After that you have your list of to-dos which at this point might be roughly a max of 7-10 tasks, you start assigning numbers to them in the ranking of priority. You need to decide how important and what priority they should be and do a feasibility check. Be realistic: If you know you only have 3 hrs of time to do work in and it’s estimated that each of the tasks takes 30 minutes to 1 hour, it’s not a good idea to try to cram them in because you already know you won’t finish them.

Step 3: Execution and Tracking

Now to start work. Feel free to use the Pomodoro method to give yourself breaks during your time blocks. In addition, mark out when you started the task by denoting a 1 (for to-do No 1.) at the start time and denoting a 1 again at the end time and drawing a line to join the two ‘1’s. (see example below) Keep doing this for all the to-dos. See the legend guide below!

Step 4: Review

At the end of the day, tally up the total amount of hours and minutes that you spent working by counting the grid. Also, you can take note of how well you did at time blocking and you’ll be able to see if unforeseen events popped up and disrupted your day (because you’ll have empty areas in the grid and no tasks are being done in this.

Reflect on how you can improve time blocking. If you can get time blocking down pat, you will be able to push yourself even further in terms of efficiency and productivity.


The following legends are just suggestions. I designed this with flexibility in mind, so as long as you know what the labels mean it’s fine.

Highlighting = Time Blocked period

Number with circle = to indicate start and finish of that ‘numbered task’

Number with the circle going to open end = task not completed

Number with the circle going to triangle with number = task has been deferred

Optionally, use a P to indicate the pomodoros that are completed during the set period.

A day in my life.

I time blocked for 2 full blocks of roughly 3 hours and a small block during my day accounting for any meeting I might have planned. Here is my finished card.

You can see I went well with tasks 1 – 4 with no issues, when I got to task 5, I realised I needed information to complete some of the product copy so I had to defer the task for another day.

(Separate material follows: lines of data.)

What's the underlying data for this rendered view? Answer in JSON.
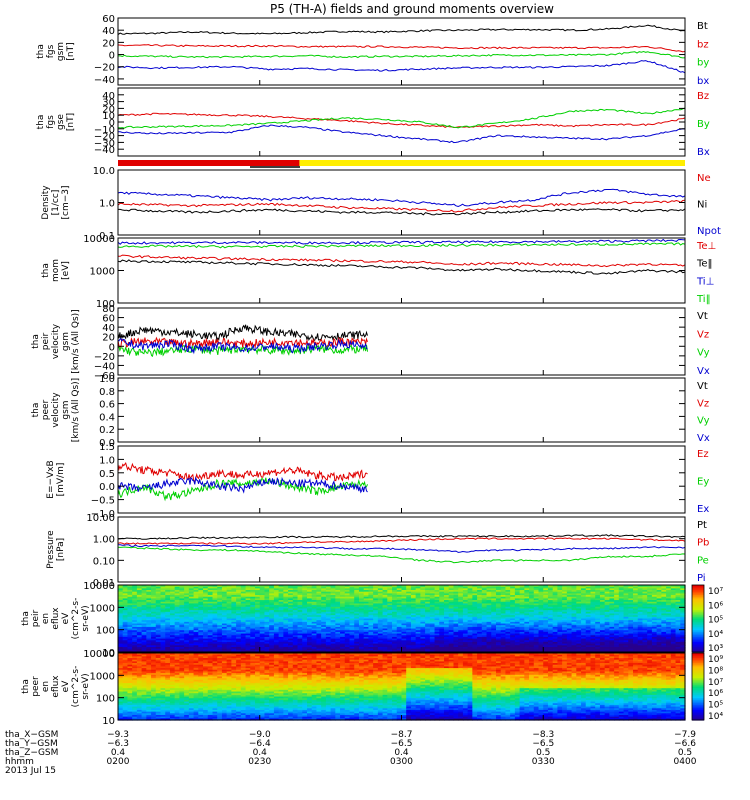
{
  "title": "P5 (TH-A) fields and ground moments overview",
  "colors": {
    "black": "#000000",
    "red": "#e00000",
    "green": "#00d000",
    "blue": "#0000d0",
    "yellow": "#ffee00"
  },
  "chart_data": [
    {
      "id": "fgs_gsm",
      "type": "line",
      "ylabel": [
        "tha",
        "fgs",
        "gsm",
        "[nT]"
      ],
      "ylim": [
        -50,
        60
      ],
      "log": false,
      "ticks": [
        "60",
        "40",
        "20",
        "0",
        "−20",
        "−40"
      ],
      "tickvals": [
        60,
        40,
        20,
        0,
        -20,
        -40
      ],
      "series": [
        {
          "name": "Bt",
          "color": "#000000",
          "approx": [
            34,
            35,
            37,
            35,
            34,
            36,
            38,
            37,
            39,
            40,
            41,
            41,
            40,
            42,
            48,
            38
          ]
        },
        {
          "name": "bz",
          "color": "#e00000",
          "approx": [
            15,
            15,
            14,
            14,
            14,
            13,
            13,
            13,
            12,
            11,
            11,
            11,
            11,
            11,
            13,
            5
          ]
        },
        {
          "name": "by",
          "color": "#00d000",
          "approx": [
            -2,
            -3,
            -4,
            -4,
            -3,
            -2,
            -4,
            -3,
            -3,
            -2,
            -1,
            -1,
            -1,
            0,
            5,
            -5
          ]
        },
        {
          "name": "bx",
          "color": "#0000d0",
          "approx": [
            -20,
            -22,
            -21,
            -20,
            -24,
            -23,
            -25,
            -26,
            -24,
            -22,
            -21,
            -21,
            -20,
            -18,
            -10,
            -30
          ]
        }
      ]
    },
    {
      "id": "fgs_gse",
      "type": "line",
      "ylabel": [
        "tha",
        "fgs",
        "gse",
        "[nT]"
      ],
      "ylim": [
        -50,
        50
      ],
      "log": false,
      "ticks": [
        "40",
        "30",
        "20",
        "10",
        "0",
        "−10",
        "−20",
        "−30",
        "−40"
      ],
      "tickvals": [
        40,
        30,
        20,
        10,
        0,
        -10,
        -20,
        -30,
        -40
      ],
      "series": [
        {
          "name": "Bz",
          "color": "#e00000",
          "approx": [
            10,
            12,
            11,
            10,
            8,
            5,
            2,
            -2,
            -5,
            -8,
            -6,
            -4,
            -6,
            -4,
            -4,
            5
          ]
        },
        {
          "name": "By",
          "color": "#00d000",
          "approx": [
            -8,
            -7,
            -6,
            -5,
            -2,
            2,
            6,
            4,
            0,
            -8,
            -2,
            5,
            16,
            18,
            12,
            20
          ]
        },
        {
          "name": "Bx",
          "color": "#0000d0",
          "approx": [
            -15,
            -17,
            -16,
            -15,
            -5,
            -8,
            -15,
            -20,
            -25,
            -30,
            -20,
            -22,
            -24,
            -25,
            -20,
            -10
          ]
        }
      ]
    },
    {
      "id": "density",
      "type": "line",
      "ylabel": [
        "Density",
        "[1/cc]",
        "[cm−3]"
      ],
      "ylim": [
        0.1,
        10
      ],
      "log": true,
      "ticks": [
        "10.0",
        "1.0",
        "0.1"
      ],
      "tickvals": [
        10,
        1,
        0.1
      ],
      "series": [
        {
          "name": "Ne",
          "color": "#e00000",
          "approx": [
            0.9,
            0.85,
            0.8,
            0.85,
            0.9,
            0.8,
            0.7,
            0.65,
            0.6,
            0.55,
            0.7,
            0.8,
            0.9,
            1.0,
            1.0,
            1.1
          ]
        },
        {
          "name": "Ni",
          "color": "#000000",
          "approx": [
            0.6,
            0.55,
            0.5,
            0.55,
            0.6,
            0.55,
            0.5,
            0.5,
            0.45,
            0.45,
            0.5,
            0.55,
            0.6,
            0.6,
            0.55,
            0.6
          ]
        },
        {
          "name": "Npot",
          "color": "#0000d0",
          "approx": [
            2.0,
            1.8,
            1.6,
            1.4,
            1.2,
            1.4,
            1.3,
            1.2,
            1.0,
            0.8,
            1.0,
            1.2,
            2.0,
            2.5,
            1.8,
            1.5
          ]
        }
      ]
    },
    {
      "id": "temperature",
      "type": "line",
      "ylabel": [
        "tha",
        "mom",
        "[eV]"
      ],
      "ylim": [
        100,
        10000
      ],
      "log": true,
      "ticks": [
        "10000",
        "1000",
        "100"
      ],
      "tickvals": [
        10000,
        1000,
        100
      ],
      "series": [
        {
          "name": "Te⊥",
          "color": "#e00000",
          "approx": [
            2800,
            2600,
            2400,
            2300,
            2200,
            2100,
            2000,
            1900,
            1800,
            1500,
            1700,
            1600,
            1500,
            1400,
            1600,
            1400
          ]
        },
        {
          "name": "Te‖",
          "color": "#000000",
          "approx": [
            2000,
            1900,
            1800,
            1700,
            1600,
            1500,
            1400,
            1300,
            1200,
            1000,
            1100,
            1000,
            900,
            800,
            1000,
            900
          ]
        },
        {
          "name": "Ti⊥",
          "color": "#0000d0",
          "approx": [
            7000,
            7100,
            7200,
            7300,
            7200,
            7100,
            7200,
            7300,
            7400,
            7500,
            7600,
            7700,
            7800,
            8000,
            8200,
            8500
          ]
        },
        {
          "name": "Ti‖",
          "color": "#00d000",
          "approx": [
            5500,
            5600,
            5500,
            5400,
            5500,
            5600,
            5700,
            5800,
            5900,
            6000,
            6100,
            6200,
            6300,
            6400,
            6500,
            6600
          ]
        }
      ]
    },
    {
      "id": "peir_velocity",
      "type": "line",
      "ylabel": [
        "tha",
        "peir",
        "velocity",
        "gsm",
        "[km/s (All Qs)]"
      ],
      "ylim": [
        -60,
        80
      ],
      "log": false,
      "xrange": [
        0,
        0.44
      ],
      "ticks": [
        "80",
        "60",
        "40",
        "20",
        "0",
        "−20",
        "−40",
        "−60"
      ],
      "tickvals": [
        80,
        60,
        40,
        20,
        0,
        -20,
        -40,
        -60
      ],
      "series": [
        {
          "name": "Vt",
          "color": "#000000",
          "approx": [
            20,
            35,
            30,
            25,
            20,
            40,
            30,
            25,
            20,
            22,
            25
          ]
        },
        {
          "name": "Vz",
          "color": "#e00000",
          "approx": [
            5,
            10,
            8,
            5,
            10,
            5,
            8,
            10,
            5,
            10,
            8
          ]
        },
        {
          "name": "Vy",
          "color": "#00d000",
          "approx": [
            -5,
            -15,
            -10,
            -5,
            -10,
            -5,
            -8,
            -10,
            -5,
            -8,
            -5
          ]
        },
        {
          "name": "Vx",
          "color": "#0000d0",
          "approx": [
            10,
            0,
            5,
            -5,
            0,
            -5,
            0,
            -5,
            0,
            5,
            0
          ]
        }
      ]
    },
    {
      "id": "peer_velocity",
      "type": "line",
      "ylabel": [
        "tha",
        "peer",
        "velocity",
        "gsm",
        "[km/s (All Qs)]"
      ],
      "ylim": [
        0,
        1
      ],
      "log": false,
      "ticks": [
        "1.0",
        "0.8",
        "0.6",
        "0.4",
        "0.2",
        "0.0"
      ],
      "tickvals": [
        1,
        0.8,
        0.6,
        0.4,
        0.2,
        0
      ],
      "series": [
        {
          "name": "Vt",
          "color": "#000000",
          "approx": []
        },
        {
          "name": "Vz",
          "color": "#e00000",
          "approx": []
        },
        {
          "name": "Vy",
          "color": "#00d000",
          "approx": []
        },
        {
          "name": "Vx",
          "color": "#0000d0",
          "approx": []
        }
      ]
    },
    {
      "id": "efield",
      "type": "line",
      "ylabel": [
        "E=−VxB",
        "[mV/m]"
      ],
      "ylim": [
        -1,
        1.5
      ],
      "log": false,
      "xrange": [
        0,
        0.44
      ],
      "ticks": [
        "1.5",
        "1.0",
        "0.5",
        "0.0",
        "−0.5",
        "−1.0"
      ],
      "tickvals": [
        1.5,
        1,
        0.5,
        0,
        -0.5,
        -1
      ],
      "series": [
        {
          "name": "Ez",
          "color": "#e00000",
          "approx": [
            0.8,
            0.6,
            0.5,
            0.3,
            0.5,
            0.4,
            0.5,
            0.6,
            0.4,
            0.3,
            0.5
          ]
        },
        {
          "name": "Ey",
          "color": "#00d000",
          "approx": [
            -0.3,
            0,
            -0.4,
            -0.2,
            0.1,
            0.1,
            0.2,
            0,
            -0.2,
            0,
            0.1
          ]
        },
        {
          "name": "Ex",
          "color": "#0000d0",
          "approx": [
            0,
            -0.1,
            0.1,
            0.2,
            0,
            -0.1,
            0.2,
            0.1,
            0.1,
            0,
            -0.1
          ]
        }
      ]
    },
    {
      "id": "pressure",
      "type": "line",
      "ylabel": [
        "Pressure",
        "[nPa]"
      ],
      "ylim": [
        0.01,
        10
      ],
      "log": true,
      "ticks": [
        "10.00",
        "1.00",
        "0.10",
        "0.01"
      ],
      "tickvals": [
        10,
        1,
        0.1,
        0.01
      ],
      "series": [
        {
          "name": "Pt",
          "color": "#000000",
          "approx": [
            1.0,
            1.0,
            1.1,
            1.1,
            1.2,
            1.2,
            1.2,
            1.3,
            1.3,
            1.3,
            1.3,
            1.3,
            1.4,
            1.4,
            1.3,
            1.2
          ]
        },
        {
          "name": "Pb",
          "color": "#e00000",
          "approx": [
            0.6,
            0.6,
            0.6,
            0.6,
            0.6,
            0.7,
            0.7,
            0.8,
            0.9,
            1.0,
            1.0,
            1.0,
            1.0,
            1.0,
            0.9,
            0.8
          ]
        },
        {
          "name": "Pe",
          "color": "#00d000",
          "approx": [
            0.4,
            0.35,
            0.3,
            0.3,
            0.25,
            0.2,
            0.18,
            0.15,
            0.1,
            0.08,
            0.1,
            0.1,
            0.1,
            0.15,
            0.15,
            0.2
          ]
        },
        {
          "name": "Pi",
          "color": "#0000d0",
          "approx": [
            0.5,
            0.45,
            0.5,
            0.45,
            0.4,
            0.4,
            0.35,
            0.35,
            0.3,
            0.25,
            0.3,
            0.3,
            0.35,
            0.35,
            0.4,
            0.4
          ]
        }
      ]
    },
    {
      "id": "peir_spec",
      "type": "heatmap",
      "ylabel": [
        "tha",
        "peir",
        "en",
        "eflux",
        "eV",
        "(cm^2-s-",
        "sr-eV)"
      ],
      "ylim": [
        10,
        10000
      ],
      "log": true,
      "ticks": [
        "10000",
        "1000",
        "100",
        "10"
      ],
      "tickvals": [
        10000,
        1000,
        100,
        10
      ],
      "colorbar": {
        "labels": [
          "10⁷",
          "10⁶",
          "10⁵",
          "10⁴",
          "10³"
        ],
        "range": [
          3,
          7
        ]
      }
    },
    {
      "id": "peer_spec",
      "type": "heatmap",
      "ylabel": [
        "tha",
        "peer",
        "en",
        "eflux",
        "eV",
        "(cm^2-s-",
        "sr-eV)"
      ],
      "ylim": [
        10,
        10000
      ],
      "log": true,
      "ticks": [
        "10000",
        "1000",
        "100",
        "10"
      ],
      "tickvals": [
        10000,
        1000,
        100,
        10
      ],
      "colorbar": {
        "labels": [
          "10⁹",
          "10⁸",
          "10⁷",
          "10⁶",
          "10⁵",
          "10⁴"
        ],
        "range": [
          4,
          9
        ]
      }
    }
  ],
  "time_axis": {
    "labels": [
      "tha_X−GSM",
      "tha_Y−GSM",
      "tha_Z−GSM",
      "hhmm",
      "2013 Jul 15"
    ],
    "ticks": [
      {
        "frac": 0,
        "vals": [
          "−9.3",
          "−6.3",
          "0.4",
          "0200"
        ]
      },
      {
        "frac": 0.25,
        "vals": [
          "−9.0",
          "−6.4",
          "0.4",
          "0230"
        ]
      },
      {
        "frac": 0.5,
        "vals": [
          "−8.7",
          "−6.5",
          "0.4",
          "0300"
        ]
      },
      {
        "frac": 0.75,
        "vals": [
          "−8.3",
          "−6.5",
          "0.5",
          "0330"
        ]
      },
      {
        "frac": 1,
        "vals": [
          "−7.9",
          "−6.6",
          "0.5",
          "0400"
        ]
      }
    ]
  },
  "mode_bar": {
    "red_until": 0.32,
    "colors": [
      "#e00000",
      "#ffee00"
    ]
  }
}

I time blocked for task 6 after dinner, but I forgot to account for some small things I needed to do which delayed me starting the task. At the end of the day, I wasn’t able to complete task 6 and it would be done tomorrow instead. Task 6 will become task 1 in tomorrow’s card depending on if in there are any other tasks that surpass it in terms of priority.

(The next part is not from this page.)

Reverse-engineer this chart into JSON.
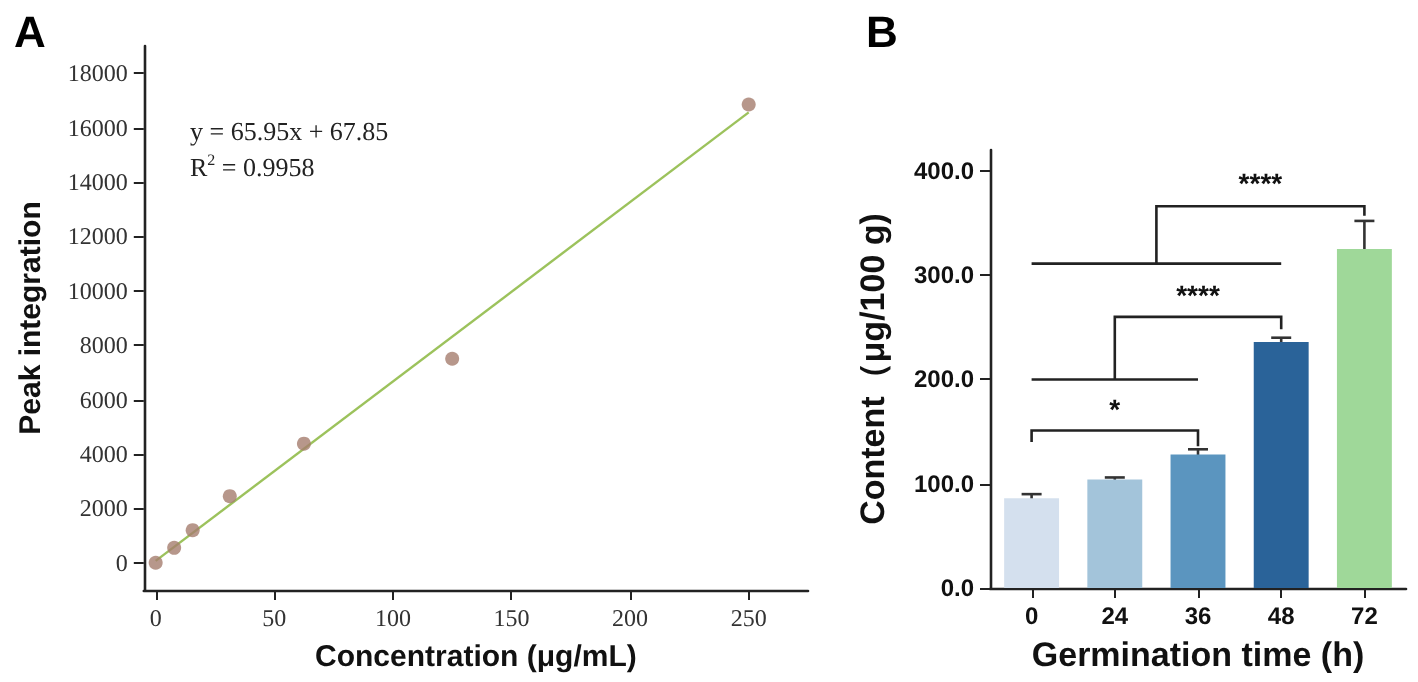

I tallied everything up and it seems I worked actively for 6 hours and 15 minutes getting through most of my tasks for the day, with a few tasks that weren’t complete due to things that are out of my control.


Efficiency and productivity are not just about sheer hard work, but about working smartly. It’s about carving out a clear path amidst the daily whirlwind of tasks, distractions, and unforeseen challenges. The Minimal To-do System has been my secret weapon in achieving harmony between simplicity and function, ensuring that each day is met with intentionality and focus.

To truly benefit from any system, consistency is key. As with the MTS, it’s not about how many tasks you’ve jotted down, but about thoughtfully curating, prioritizing, and executing them. Reflecting on your work rhythm and adjusting accordingly is crucial to continuous growth.

The beauty of this system lies in its adaptability. It allows you to harness familiar productivity techniques, like the Pomodoro method but doesn’t bind you to them. It gives you a tangible, analogue interface to map out your day, keeping distractions at bay. The reward? A visible representation of your hard work, the satisfaction of tasks completed, and time well spent.

Remember, the path to peak productivity is a journey, not a destination. As you journey with the Minimal To-do System, it will not just be about crossing tasks off a list, but also about understanding and refining your work process. Embrace the learning curve, celebrate your daily wins, and continually seek ways to elevate your productivity game. After all, it’s these small, daily improvements that lead to long-term results and success.